SEATTLE – A former USS Abraham Lincoln sailor told a jury on Wednesday that he participated with the owner of a Middle Eastern and Pakistani food store to set fire to the south Everett business in July 2004.

Naveed Muhammad Kahn, 22, said the owner of Continental Spices befriended him and even contacted his parents in Michigan.

Kahn testified that defendant Mizra M. Akram. 39, became more like an older brother, and therefore he agreed to help set fire to the business in a strip mall at the intersection of Casino Road and Evergreen Way to collect the insurance.

“He said he had no other choice but to do that,” Kahn told jurors in U.S. District Court.

Akram, a Pakistani national, is charged with arson and conspiracy to commit arson, crimes that could net him up to 20 years in prison if he is convicted.

The trial, which started last week, could continue into Monday or Tuesday.

Kahn, who also was born in Pakistan, is an alleged co-conspirator and the key witness against Akram. Kahn already has pleaded guilty to the same crimes and is scheduled for sentencing Feb. 16 by U.S. District Court Judge Marsha Pechman.

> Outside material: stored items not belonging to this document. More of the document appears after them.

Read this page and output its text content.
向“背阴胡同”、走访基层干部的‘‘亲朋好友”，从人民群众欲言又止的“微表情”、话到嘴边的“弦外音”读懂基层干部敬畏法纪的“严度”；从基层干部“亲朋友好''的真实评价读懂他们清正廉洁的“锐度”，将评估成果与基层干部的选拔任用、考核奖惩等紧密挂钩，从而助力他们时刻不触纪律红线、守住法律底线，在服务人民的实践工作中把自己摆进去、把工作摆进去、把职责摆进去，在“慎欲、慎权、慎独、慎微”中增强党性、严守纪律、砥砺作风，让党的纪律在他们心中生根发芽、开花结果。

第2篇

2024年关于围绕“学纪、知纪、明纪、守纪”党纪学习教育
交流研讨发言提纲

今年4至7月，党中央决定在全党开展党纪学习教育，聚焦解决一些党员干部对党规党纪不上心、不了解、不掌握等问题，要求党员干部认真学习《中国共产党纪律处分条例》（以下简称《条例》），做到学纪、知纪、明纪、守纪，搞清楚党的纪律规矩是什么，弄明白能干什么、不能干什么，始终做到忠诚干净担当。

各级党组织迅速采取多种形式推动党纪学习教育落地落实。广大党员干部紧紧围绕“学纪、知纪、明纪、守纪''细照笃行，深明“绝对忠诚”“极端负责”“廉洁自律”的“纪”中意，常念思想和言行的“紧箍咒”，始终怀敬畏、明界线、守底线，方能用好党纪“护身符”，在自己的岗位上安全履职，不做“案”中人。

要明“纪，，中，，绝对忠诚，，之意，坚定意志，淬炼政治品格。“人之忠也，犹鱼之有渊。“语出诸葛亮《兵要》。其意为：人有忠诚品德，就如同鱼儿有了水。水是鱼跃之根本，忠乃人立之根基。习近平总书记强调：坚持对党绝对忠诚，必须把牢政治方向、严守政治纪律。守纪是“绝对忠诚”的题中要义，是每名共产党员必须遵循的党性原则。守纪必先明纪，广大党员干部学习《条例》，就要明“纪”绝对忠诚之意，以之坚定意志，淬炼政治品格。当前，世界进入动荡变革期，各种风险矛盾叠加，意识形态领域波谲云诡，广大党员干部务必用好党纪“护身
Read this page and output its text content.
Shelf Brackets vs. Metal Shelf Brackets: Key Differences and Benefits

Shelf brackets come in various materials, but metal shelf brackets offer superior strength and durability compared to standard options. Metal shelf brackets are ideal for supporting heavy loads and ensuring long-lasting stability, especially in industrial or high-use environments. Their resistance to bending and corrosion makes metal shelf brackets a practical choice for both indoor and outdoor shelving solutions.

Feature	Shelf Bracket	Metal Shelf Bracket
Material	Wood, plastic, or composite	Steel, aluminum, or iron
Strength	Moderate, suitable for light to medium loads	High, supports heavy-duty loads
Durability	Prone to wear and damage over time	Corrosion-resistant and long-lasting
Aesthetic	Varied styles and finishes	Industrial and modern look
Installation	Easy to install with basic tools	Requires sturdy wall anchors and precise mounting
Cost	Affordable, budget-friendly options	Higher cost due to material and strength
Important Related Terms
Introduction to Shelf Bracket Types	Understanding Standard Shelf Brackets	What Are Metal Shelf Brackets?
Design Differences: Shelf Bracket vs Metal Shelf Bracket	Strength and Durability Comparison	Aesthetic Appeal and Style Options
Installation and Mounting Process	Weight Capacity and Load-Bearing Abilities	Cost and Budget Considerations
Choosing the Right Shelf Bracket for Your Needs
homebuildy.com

His Everett lawyer, Harvey Chamberlin, said federal prosecutors agreed to consider a reduced sentence for Kahn due to his testimony and cooperation in the case.

The defense contends that Kahn set the fire on behalf of someone else and his testimony is meant only to get a good deal for himself.

Akram first mentioned a fire three weeks before the July 9, 2004, blaze gutted the store, Kahn testified. He said Akram told him he had tried to sell the business but hadn’t been able to do so.

“He said he knew how to get away with it” and mentioned someone he knew on the East Coast who had collected insurance after an arson, Kahn testified.

“He was doing bad, and I wanted to help out a friend. He was more like a brother,” Kahn testified.

The plan was for Kahn, who was stationed with the Navy in Bremerton at the time, to rent a car and drive to Everett. Kahn then was to drive Akram home to give him an alibi, and Kahn was to set the fire.

On the evening before the blaze, Kahn said both men poured gasoline on the floor and food. It was then that Kahn learned that Akram intended to spray-paint crosses and anti-Arab graffiti inside the store to make it look like a hate crime.

Kahn told the jury he was more ashamed of the graffiti than of setting the fire.

Akram changed plans at the last minute and lit an incense stick in the store, planning for it to burn down and ignite the gasoline. When that didn’t work, Akram talked Kahn into going into the store and lighting the gas with a match, Kahn testified.

Kahn’s testimony is backed up by records of numerous phone calls between Kahn and Akram the morning of the fire.